If the Park View and Pleasant Plains communities just east of Columbia Heights are the next big thing in D.C. development, then Neighborhood Development Co. is at the forefront of the coming wave.
The D.C.-based company’s proposed project, the Vue on Georgia Avenue, features 112 residential units and 7,000 square feet of ground-floor retail at 3333 Georgia Ave. NW, less than a half mile south of the Georgia Avenue-Petworth Metro station. It’s the latest example of the unmistakable progression of development eastward from Columbia Heights to lower Georgia Avenue, anchored to the south by Howard University and to the north by the Petworth Metro.
“We think it’s the next major growth area for the city,” said Adrian Washington, founder and CEO of Neighborhood Development Co. “Dupont Circle happened 30 years ago, then Logan Circle 20 years ago, and Columbia Heights 10 years ago. Look on the map and see the wave of development and it’s heading east. Georgia Avenue is the next hot area, and 10 years from now it’ll look a lot like Columbia Heights.”
But that progress has its limits and challenges. The D.C. government’s Retail Action Strategy for Georgia Avenue, for example, describes lower Georgia as “somewhat gritty, but lively,” with small-scale retail generally in “poor condition” and bearing “no obvious anchors or hierarchy of streets.”
The Office of Planning portrays lower Georgia Avenue as having an “underlying bone structure” of densely packed row houses and tight alleys that “make this section unlikely to change from its current live-work set-up.” There are some infill development opportunities, according to the Retail Action Strategy, but few opportunities for anchor retail.
Neighborhood Development is making a nine-figure bet against that skepticism. Its projects dot the Georgia Avenue corridor from Park View and Pleasant Plains to Brightwood, the neighborhood just south of Walter Reed Army Medical Center. The company, formed in 1999, has developed roughly 300,000 square feet on the corridor, with an additional 200,000 in the pipeline, investing more than $100 million, Washington said.
If Neighborhood Development gets the Zoning Commission’s approval for its $30 million Vue, at Georgia Avenue and Morton Street, that project will contain roughly 118,160 square feet of gross floor area in buildings as high as 90 feet, as well as 49 parking spaces in an underground garage. The company bought the site, including an adjacent U.S. post office that will stay on the property, about six months ago and filed its planned unit development application with the commission on Oct. 14. The PUD would rezone the site, about six blocks from the Metro station, from low to medium density. The developer has not decided whether to build apartments or condominiums.
A block south of the proposed Vue is the 38-unit Lamont Street Lofts. A block north is The Heights on Georgia Avenue, a 69-unit building with 10,000 square feet of ground-floor retail. Neighborhood Development will break ground there in two months. The Lower Georgia Avenue Job Training Center is planned for 625-633 Park Road.
Neighborhood Development, partnering with EYA Development, has presented a bid to redevelop the 121,000-square-foot Bruce Monroe Elementary School parcel at Georgia Avenue and Irving Street. The proposal, Washington said, features rental units atop street-level retail — a hardware store, perhaps, or a Yes Organic Market — in addition to EYA-built row homes on the western portion of the site. The two companies submitted the sole bid for the site on Oct. 21.
“We’re heavily invested in Georgia Avenue,” Washington said, “so maybe we see an opportunity where others don’t.”
Aakash Thakkar, EYA’s vice president of development, said the row homes will “blend with the existing community,” like those found at the company’s Harrison Square project at 13th and V streets a mile south of Bruce Monroe.
The city will need several weeks to vet the proposal before moving forward, said Jose Sousa, spokesman for the deputy mayor for panning and economic development. Construction, which may include a new school, is years away.
But that timing doesn’t unnerve Washington. “We’re here for the long term,” he said. “We’ve been here for eight years now.
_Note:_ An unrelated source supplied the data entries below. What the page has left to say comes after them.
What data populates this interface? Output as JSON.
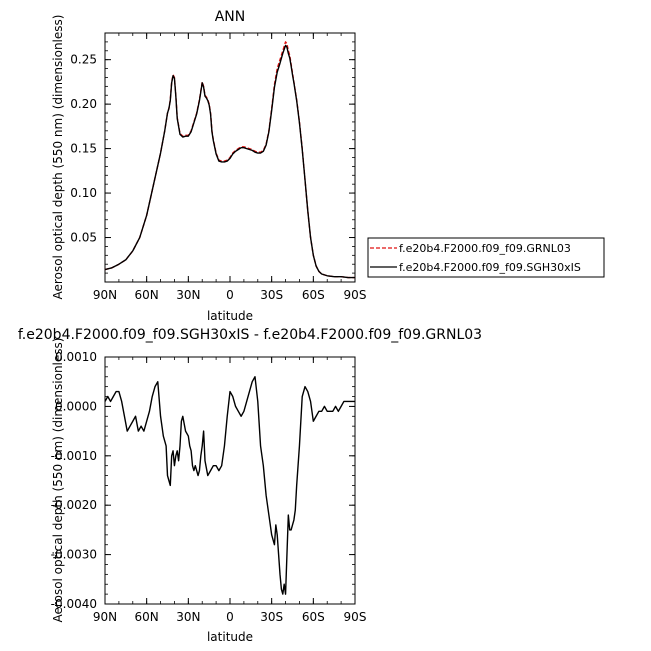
{
  "chart_data": [
    {
      "type": "line",
      "title": "ANN",
      "xlabel": "latitude",
      "ylabel": "Aerosol optical depth (550 nm) (dimensionless)",
      "xlim": [
        90,
        -90
      ],
      "ylim": [
        0,
        0.28
      ],
      "x_ticks": [
        90,
        60,
        30,
        0,
        -30,
        -60,
        -90
      ],
      "x_tick_labels": [
        "90N",
        "60N",
        "30N",
        "0",
        "30S",
        "60S",
        "90S"
      ],
      "y_ticks": [
        0.05,
        0.1,
        0.15,
        0.2,
        0.25
      ],
      "y_tick_labels": [
        "0.05",
        "0.10",
        "0.15",
        "0.20",
        "0.25"
      ],
      "legend": "outside-right",
      "series": [
        {
          "name": "f.e20b4.F2000.f09_f09.GRNL03",
          "color": "#e01010",
          "dash": "dashed",
          "x": [
            90,
            85,
            80,
            75,
            70,
            65,
            60,
            55,
            50,
            47,
            45,
            44,
            43,
            42,
            41,
            40,
            39,
            38,
            36,
            34,
            32,
            30,
            28,
            26,
            24,
            22,
            21,
            20,
            19,
            18,
            17,
            16,
            15,
            14,
            13,
            12,
            10,
            8,
            6,
            4,
            2,
            0,
            -2,
            -4,
            -6,
            -8,
            -10,
            -12,
            -14,
            -16,
            -18,
            -20,
            -22,
            -24,
            -26,
            -28,
            -30,
            -32,
            -34,
            -36,
            -38,
            -40,
            -41,
            -42,
            -43,
            -44,
            -45,
            -46,
            -47,
            -48,
            -50,
            -52,
            -54,
            -56,
            -58,
            -60,
            -62,
            -64,
            -66,
            -68,
            -70,
            -75,
            -80,
            -85,
            -90
          ],
          "y": [
            0.014,
            0.016,
            0.02,
            0.025,
            0.035,
            0.05,
            0.075,
            0.11,
            0.145,
            0.17,
            0.19,
            0.195,
            0.205,
            0.225,
            0.233,
            0.23,
            0.21,
            0.185,
            0.167,
            0.164,
            0.165,
            0.165,
            0.17,
            0.18,
            0.19,
            0.205,
            0.215,
            0.225,
            0.22,
            0.21,
            0.208,
            0.205,
            0.2,
            0.19,
            0.17,
            0.16,
            0.145,
            0.137,
            0.136,
            0.136,
            0.137,
            0.14,
            0.145,
            0.148,
            0.15,
            0.152,
            0.152,
            0.151,
            0.15,
            0.149,
            0.147,
            0.146,
            0.146,
            0.148,
            0.155,
            0.17,
            0.195,
            0.222,
            0.24,
            0.25,
            0.26,
            0.27,
            0.268,
            0.26,
            0.255,
            0.245,
            0.235,
            0.225,
            0.215,
            0.205,
            0.18,
            0.15,
            0.115,
            0.08,
            0.05,
            0.03,
            0.018,
            0.012,
            0.009,
            0.008,
            0.007,
            0.006,
            0.006,
            0.005,
            0.005
          ]
        },
        {
          "name": "f.e20b4.F2000.f09_f09.SGH30xIS",
          "color": "#000000",
          "dash": "solid",
          "x": [
            90,
            85,
            80,
            75,
            70,
            65,
            60,
            55,
            50,
            47,
            45,
            44,
            43,
            42,
            41,
            40,
            39,
            38,
            36,
            34,
            32,
            30,
            28,
            26,
            24,
            22,
            21,
            20,
            19,
            18,
            17,
            16,
            15,
            14,
            13,
            12,
            10,
            8,
            6,
            4,
            2,
            0,
            -2,
            -4,
            -6,
            -8,
            -10,
            -12,
            -14,
            -16,
            -18,
            -20,
            -22,
            -24,
            -26,
            -28,
            -30,
            -32,
            -34,
            -36,
            -38,
            -40,
            -41,
            -42,
            -43,
            -44,
            -45,
            -46,
            -47,
            -48,
            -50,
            -52,
            -54,
            -56,
            -58,
            -60,
            -62,
            -64,
            -66,
            -68,
            -70,
            -75,
            -80,
            -85,
            -90
          ],
          "y": [
            0.014,
            0.016,
            0.02,
            0.025,
            0.035,
            0.05,
            0.075,
            0.11,
            0.145,
            0.17,
            0.19,
            0.195,
            0.204,
            0.224,
            0.232,
            0.229,
            0.209,
            0.184,
            0.166,
            0.163,
            0.164,
            0.164,
            0.169,
            0.179,
            0.189,
            0.204,
            0.214,
            0.224,
            0.219,
            0.209,
            0.207,
            0.204,
            0.199,
            0.189,
            0.169,
            0.159,
            0.144,
            0.136,
            0.135,
            0.135,
            0.136,
            0.139,
            0.144,
            0.147,
            0.149,
            0.151,
            0.151,
            0.15,
            0.149,
            0.148,
            0.146,
            0.145,
            0.145,
            0.147,
            0.154,
            0.169,
            0.193,
            0.219,
            0.236,
            0.246,
            0.257,
            0.266,
            0.264,
            0.257,
            0.252,
            0.243,
            0.233,
            0.224,
            0.214,
            0.204,
            0.179,
            0.149,
            0.115,
            0.08,
            0.05,
            0.03,
            0.018,
            0.012,
            0.009,
            0.008,
            0.007,
            0.006,
            0.006,
            0.005,
            0.005
          ]
        }
      ]
    },
    {
      "type": "line",
      "title": "f.e20b4.F2000.f09_f09.SGH30xIS - f.e20b4.F2000.f09_f09.GRNL03",
      "xlabel": "latitude",
      "ylabel": "Aerosol optical depth (550 nm) (dimensionless)",
      "xlim": [
        90,
        -90
      ],
      "ylim": [
        -0.004,
        0.001
      ],
      "x_ticks": [
        90,
        60,
        30,
        0,
        -30,
        -60,
        -90
      ],
      "x_tick_labels": [
        "90N",
        "60N",
        "30N",
        "0",
        "30S",
        "60S",
        "90S"
      ],
      "y_ticks": [
        0.001,
        0.0,
        -0.001,
        -0.002,
        -0.003,
        -0.004
      ],
      "y_tick_labels": [
        "0.0010",
        "0.0000",
        "-0.0010",
        "-0.0020",
        "-0.0030",
        "-0.0040"
      ],
      "series": [
        {
          "color": "#000000",
          "dash": "solid",
          "x": [
            90,
            88,
            86,
            84,
            82,
            80,
            78,
            76,
            74,
            72,
            70,
            68,
            66,
            64,
            62,
            60,
            58,
            56,
            54,
            52,
            50,
            48,
            46,
            45,
            44,
            43,
            42,
            41,
            40,
            39,
            38,
            37,
            36,
            35,
            34,
            32,
            30,
            29,
            28,
            27,
            26,
            25,
            24,
            23,
            22,
            21,
            20,
            19,
            18,
            16,
            14,
            12,
            10,
            8,
            6,
            4,
            2,
            0,
            -2,
            -4,
            -6,
            -8,
            -10,
            -12,
            -14,
            -16,
            -18,
            -20,
            -22,
            -23,
            -24,
            -25,
            -26,
            -27,
            -28,
            -29,
            -30,
            -31,
            -32,
            -33,
            -34,
            -35,
            -36,
            -37,
            -38,
            -39,
            -40,
            -41,
            -42,
            -43,
            -44,
            -45,
            -46,
            -47,
            -48,
            -50,
            -52,
            -54,
            -56,
            -58,
            -60,
            -62,
            -64,
            -66,
            -68,
            -70,
            -72,
            -74,
            -76,
            -78,
            -80,
            -82,
            -84,
            -86,
            -88,
            -90
          ],
          "y": [
            0.0001,
            0.0002,
            0.0001,
            0.0002,
            0.0003,
            0.0003,
            0.0001,
            -0.0002,
            -0.0005,
            -0.0004,
            -0.0003,
            -0.0002,
            -0.0005,
            -0.0004,
            -0.0005,
            -0.0003,
            -0.0001,
            0.0002,
            0.0004,
            0.0005,
            -0.0002,
            -0.0006,
            -0.0008,
            -0.0014,
            -0.0015,
            -0.0016,
            -0.001,
            -0.0009,
            -0.0012,
            -0.001,
            -0.0009,
            -0.0011,
            -0.0008,
            -0.0003,
            -0.0002,
            -0.0005,
            -0.0006,
            -0.0008,
            -0.0009,
            -0.0012,
            -0.0013,
            -0.0012,
            -0.0013,
            -0.0014,
            -0.0013,
            -0.001,
            -0.0008,
            -0.0005,
            -0.0011,
            -0.0014,
            -0.0013,
            -0.0012,
            -0.0012,
            -0.0013,
            -0.0012,
            -0.0008,
            -0.0002,
            0.0003,
            0.0002,
            0.0,
            -0.0001,
            -0.0002,
            -0.0001,
            0.0001,
            0.0003,
            0.0005,
            0.0006,
            0.0001,
            -0.0008,
            -0.001,
            -0.0012,
            -0.0015,
            -0.0018,
            -0.002,
            -0.0022,
            -0.0024,
            -0.0026,
            -0.0027,
            -0.0028,
            -0.0024,
            -0.0026,
            -0.003,
            -0.0034,
            -0.0037,
            -0.0038,
            -0.0036,
            -0.0038,
            -0.003,
            -0.0022,
            -0.0025,
            -0.0025,
            -0.0024,
            -0.0023,
            -0.0021,
            -0.0016,
            -0.0008,
            0.0002,
            0.0004,
            0.0003,
            0.0001,
            -0.0003,
            -0.0002,
            -0.0001,
            -0.0001,
            0.0,
            -0.0001,
            -0.0001,
            -0.0001,
            0.0,
            -0.0001,
            0.0,
            0.0001,
            0.0001,
            0.0001,
            0.0001,
            0.0001
          ]
        }
      ]
    }
  ]
}
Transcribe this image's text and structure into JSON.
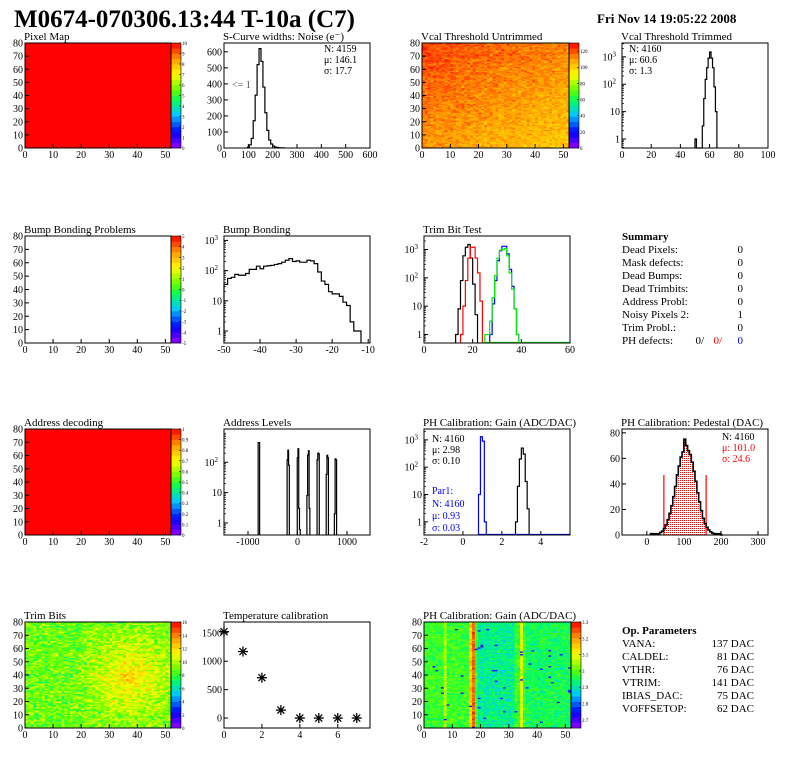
{
  "header": {
    "title": "M0674-070306.13:44 T-10a (C7)",
    "date": "Fri Nov 14 19:05:22 2008"
  },
  "palette": [
    "#9600ff",
    "#0000ff",
    "#00c8ff",
    "#00ff60",
    "#60ff00",
    "#ffff00",
    "#ff9900",
    "#ff0000"
  ],
  "chart_data": [
    {
      "id": "pixel_map",
      "type": "heatmap",
      "title": "Pixel Map",
      "xlim": [
        0,
        52
      ],
      "ylim": [
        0,
        80
      ],
      "xticks": [
        0,
        10,
        20,
        30,
        40,
        50
      ],
      "yticks": [
        0,
        10,
        20,
        30,
        40,
        50,
        60,
        70,
        80
      ],
      "zlim": [
        0,
        10
      ],
      "zticks": [
        0,
        1,
        2,
        3,
        4,
        5,
        6,
        7,
        8,
        9,
        10
      ],
      "constant_value": 10
    },
    {
      "id": "scurve",
      "type": "bar",
      "title": "S-Curve widths: Noise (e⁻)",
      "xlim": [
        0,
        600
      ],
      "ylim": [
        0,
        655
      ],
      "log_y": false,
      "xticks": [
        0,
        100,
        200,
        300,
        400,
        500,
        600
      ],
      "yticks": [
        0,
        100,
        200,
        300,
        400,
        500,
        600
      ],
      "series": [
        {
          "color": "#000000",
          "start": 96,
          "width": 8,
          "values": [
            5,
            20,
            60,
            170,
            330,
            520,
            620,
            540,
            380,
            220,
            110,
            50,
            25,
            12,
            6,
            3,
            2,
            1,
            1
          ]
        }
      ],
      "stats": [
        {
          "text": "N: 4159",
          "color": "#000000"
        },
        {
          "text": "μ: 146.1",
          "color": "#000000"
        },
        {
          "text": "σ: 17.7",
          "color": "#000000"
        }
      ],
      "annotation": "<= 1"
    },
    {
      "id": "vcal_untrimmed",
      "type": "heatmap",
      "title": "Vcal Threshold Untrimmed",
      "xlim": [
        0,
        52
      ],
      "ylim": [
        0,
        80
      ],
      "xticks": [
        0,
        10,
        20,
        30,
        40,
        50
      ],
      "yticks": [
        0,
        10,
        20,
        30,
        40,
        50,
        60,
        70,
        80
      ],
      "zlim": [
        0,
        130
      ],
      "zticks": [
        0,
        20,
        40,
        60,
        80,
        100,
        120
      ]
    },
    {
      "id": "vcal_trimmed",
      "type": "bar",
      "title": "Vcal Threshold Trimmed",
      "xlim": [
        0,
        100
      ],
      "ylim": [
        0.47,
        3200
      ],
      "log_y": true,
      "xticks": [
        0,
        20,
        40,
        60,
        80,
        100
      ],
      "yticks": [
        1,
        10,
        100,
        1000
      ],
      "series": [
        {
          "color": "#000000",
          "start": 50,
          "width": 1,
          "values": [
            1,
            0,
            0,
            0,
            0,
            3,
            30,
            150,
            400,
            900,
            1500,
            900,
            400,
            80,
            10
          ]
        }
      ],
      "stats": [
        {
          "text": "N: 4160",
          "color": "#000000"
        },
        {
          "text": "μ: 60.6",
          "color": "#000000"
        },
        {
          "text": "σ:  1.3",
          "color": "#000000"
        }
      ]
    },
    {
      "id": "bump_map",
      "type": "heatmap",
      "title": "Bump Bonding Problems",
      "xlim": [
        0,
        52
      ],
      "ylim": [
        0,
        80
      ],
      "xticks": [
        0,
        10,
        20,
        30,
        40,
        50
      ],
      "yticks": [
        0,
        10,
        20,
        30,
        40,
        50,
        60,
        70,
        80
      ],
      "zlim": [
        -5,
        5
      ],
      "zticks": [
        -5,
        -4,
        -3,
        -2,
        -1,
        0,
        1,
        2,
        3,
        4,
        5
      ],
      "empty": true
    },
    {
      "id": "bump_bonding",
      "type": "bar",
      "title": "Bump Bonding",
      "xlim": [
        -50,
        -9.5
      ],
      "ylim": [
        0.4,
        1400
      ],
      "log_y": true,
      "xticks": [
        -50,
        -40,
        -30,
        -20,
        -10
      ],
      "yticks": [
        1,
        10,
        100,
        1000
      ],
      "series": [
        {
          "color": "#000000",
          "start": -50,
          "width": 1,
          "values": [
            35,
            55,
            60,
            75,
            70,
            70,
            80,
            110,
            110,
            140,
            115,
            140,
            145,
            150,
            160,
            170,
            190,
            220,
            250,
            200,
            210,
            190,
            190,
            220,
            210,
            170,
            90,
            45,
            35,
            20,
            17,
            17,
            14,
            9,
            7,
            2,
            1,
            1
          ]
        }
      ]
    },
    {
      "id": "trim_bit_test",
      "type": "bar",
      "title": "Trim Bit Test",
      "xlim": [
        0,
        60
      ],
      "ylim": [
        0.5,
        3000
      ],
      "log_y": true,
      "xticks": [
        0,
        20,
        40,
        60
      ],
      "yticks": [
        1,
        10,
        100,
        1000
      ],
      "series": [
        {
          "color": "#000000",
          "start": 13,
          "width": 1,
          "values": [
            1,
            8,
            80,
            600,
            1200,
            1500,
            500,
            60,
            5
          ]
        },
        {
          "color": "#ff0000",
          "start": 15,
          "width": 1,
          "values": [
            1,
            10,
            80,
            500,
            1200,
            1200,
            500,
            150,
            15
          ]
        },
        {
          "color": "#0000ff",
          "start": 27,
          "width": 1,
          "values": [
            1,
            12,
            80,
            400,
            900,
            1300,
            1300,
            700,
            200,
            50,
            8,
            1
          ]
        },
        {
          "color": "#00ee00",
          "start": 25,
          "width": 1,
          "values": [
            1,
            1,
            3,
            20,
            120,
            500,
            950,
            1000,
            1100,
            600,
            150,
            40,
            8,
            1
          ]
        }
      ]
    },
    {
      "id": "address_decoding",
      "type": "heatmap",
      "title": "Address decoding",
      "xlim": [
        0,
        52
      ],
      "ylim": [
        0,
        80
      ],
      "xticks": [
        0,
        10,
        20,
        30,
        40,
        50
      ],
      "yticks": [
        0,
        10,
        20,
        30,
        40,
        50,
        60,
        70,
        80
      ],
      "zlim": [
        0,
        1
      ],
      "zticks": [
        0,
        0.1,
        0.2,
        0.3,
        0.4,
        0.5,
        0.6,
        0.7,
        0.8,
        0.9,
        1
      ],
      "constant_value": 1
    },
    {
      "id": "address_levels",
      "type": "bar",
      "title": "Address Levels",
      "xlim": [
        -1485,
        1465
      ],
      "ylim": [
        0.4,
        1250
      ],
      "log_y": true,
      "xticks": [
        -1000,
        0,
        1000
      ],
      "yticks": [
        1,
        10,
        100
      ],
      "series": [
        {
          "color": "#000000",
          "start": -795,
          "width": 15,
          "values": [
            450,
            450
          ]
        },
        {
          "color": "#000000",
          "start": -210,
          "width": 15,
          "values": [
            120,
            250,
            80
          ]
        },
        {
          "color": "#000000",
          "start": -5,
          "width": 15,
          "values": [
            140,
            280,
            3,
            0.6
          ]
        },
        {
          "color": "#000000",
          "start": 190,
          "width": 15,
          "values": [
            8,
            170,
            240,
            3
          ]
        },
        {
          "color": "#000000",
          "start": 395,
          "width": 15,
          "values": [
            120,
            200,
            190
          ]
        },
        {
          "color": "#000000",
          "start": 580,
          "width": 15,
          "values": [
            40,
            170,
            140
          ]
        },
        {
          "color": "#000000",
          "start": 745,
          "width": 15,
          "values": [
            2,
            130,
            120
          ]
        }
      ]
    },
    {
      "id": "ph_gain_hist",
      "type": "bar",
      "title": "PH Calibration: Gain (ADC/DAC)",
      "xlim": [
        -2,
        5.5
      ],
      "ylim": [
        0.33,
        2500
      ],
      "log_y": true,
      "xticks": [
        -2,
        0,
        2,
        4
      ],
      "yticks": [
        1,
        10,
        100,
        1000
      ],
      "series": [
        {
          "color": "#000000",
          "start": 2.7,
          "width": 0.1,
          "values": [
            1,
            20,
            200,
            500,
            300,
            30,
            3
          ]
        },
        {
          "color": "#0000ff",
          "start": 0.8,
          "width": 0.1,
          "values": [
            10,
            1300,
            900,
            1
          ]
        }
      ],
      "stats": [
        {
          "text": "N: 4160",
          "color": "#000000"
        },
        {
          "text": "μ: 2.98",
          "color": "#000000"
        },
        {
          "text": "σ: 0.10",
          "color": "#000000"
        }
      ],
      "stats2": [
        {
          "text": "Par1:",
          "color": "#0000ff"
        },
        {
          "text": "N: 4160",
          "color": "#0000ff"
        },
        {
          "text": "μ: 0.93",
          "color": "#0000ff"
        },
        {
          "text": "σ: 0.03",
          "color": "#0000ff"
        }
      ]
    },
    {
      "id": "ph_pedestal",
      "type": "bar",
      "title": "PH Calibration: Pedestal (DAC)",
      "xlim": [
        -67,
        327
      ],
      "ylim": [
        0,
        83
      ],
      "log_y": false,
      "xticks": [
        0,
        100,
        200,
        300
      ],
      "yticks": [
        0,
        20,
        40,
        60,
        80
      ],
      "series": [
        {
          "color": "#000000",
          "start": 10,
          "width": 5,
          "values": [
            1,
            1,
            1,
            1,
            1,
            2,
            3,
            5,
            8,
            12,
            17,
            23,
            30,
            38,
            47,
            54,
            61,
            65,
            75,
            70,
            66,
            63,
            57,
            50,
            42,
            33,
            26,
            19,
            13,
            9,
            6,
            4,
            2.5,
            1.5,
            1,
            1,
            1,
            1,
            0
          ]
        }
      ],
      "fill_range": [
        46,
        160
      ],
      "fill_color": "#ff0000",
      "stats": [
        {
          "text": "N: 4160",
          "color": "#000000"
        },
        {
          "text": "μ: 101.0",
          "color": "#ff0000"
        },
        {
          "text": "σ: 24.6",
          "color": "#ff0000"
        }
      ]
    },
    {
      "id": "trim_bits",
      "type": "heatmap",
      "title": "Trim Bits",
      "xlim": [
        0,
        52
      ],
      "ylim": [
        0,
        80
      ],
      "xticks": [
        0,
        10,
        20,
        30,
        40,
        50
      ],
      "yticks": [
        0,
        10,
        20,
        30,
        40,
        50,
        60,
        70,
        80
      ],
      "zlim": [
        0,
        16
      ],
      "zticks": [
        0,
        2,
        4,
        6,
        8,
        10,
        12,
        14,
        16
      ]
    },
    {
      "id": "temperature",
      "type": "scatter",
      "title": "Temperature calibration",
      "xlim": [
        0,
        7.7
      ],
      "ylim": [
        -175,
        1690
      ],
      "xticks": [
        0,
        2,
        4,
        6
      ],
      "yticks": [
        0,
        500,
        1000,
        1500
      ],
      "x": [
        0,
        1,
        2,
        3,
        4,
        5,
        6,
        7
      ],
      "y": [
        1520,
        1170,
        710,
        140,
        0,
        0,
        0,
        0
      ]
    },
    {
      "id": "ph_gain_map",
      "type": "heatmap",
      "title": "PH Calibration: Gain (ADC/DAC)",
      "xlim": [
        0,
        52
      ],
      "ylim": [
        0,
        80
      ],
      "xticks": [
        0,
        10,
        20,
        30,
        40,
        50
      ],
      "yticks": [
        0,
        10,
        20,
        30,
        40,
        50,
        60,
        70,
        80
      ],
      "zlim": [
        2.65,
        3.3
      ],
      "zticks": [
        2.7,
        2.8,
        2.9,
        3,
        3.1,
        3.2,
        3.3
      ]
    }
  ],
  "summary": {
    "title": "Summary",
    "rows": [
      {
        "label": "Dead Pixels:",
        "value": "0"
      },
      {
        "label": "Mask defects:",
        "value": "0"
      },
      {
        "label": "Dead Bumps:",
        "value": "0"
      },
      {
        "label": "Dead Trimbits:",
        "value": "0"
      },
      {
        "label": "Address Probl:",
        "value": "0"
      },
      {
        "label": "Noisy Pixels 2:",
        "value": "1"
      },
      {
        "label": "Trim Probl.:",
        "value": "0"
      }
    ],
    "ph_defects": {
      "label": "PH defects:",
      "values": [
        {
          "text": "0/",
          "color": "#000000"
        },
        {
          "text": "0/",
          "color": "#ff0000"
        },
        {
          "text": "0",
          "color": "#0000ff"
        }
      ]
    }
  },
  "op_parameters": {
    "title": "Op. Parameters",
    "rows": [
      {
        "label": "VANA:",
        "value": "137 DAC"
      },
      {
        "label": "CALDEL:",
        "value": "81 DAC"
      },
      {
        "label": "VTHR:",
        "value": "76 DAC"
      },
      {
        "label": "VTRIM:",
        "value": "141 DAC"
      },
      {
        "label": "IBIAS_DAC:",
        "value": "75 DAC"
      },
      {
        "label": "VOFFSETOP:",
        "value": "62 DAC"
      }
    ]
  }
}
We’ve delivered 300 units of housing, a new grocery store, a new sit-down restaurant [Brightwood Bistro]. We’re patient, but we’ve had a lot of success along the way. We’re not just sitting here surviving on bread and water.”
Democratic D.C. Councilman Jim Graham, whose Ward 1 includes the Seventh Street-Georgia Avenue corridor, said the area is about to explode with development — from the Howard Theatre and United Negro College Fund headquarters at Seventh and T streets to the Howard Town Center at Georgia and V streets, from Bruce Monroe to Petworth Metro.
It’s a long time coming, Graham said.
“There’s a huge set of opportunities, and it’s all ready to go,” he said. “It’s a logical next step for Ward 1 and the city. Georgia has been ready for this.”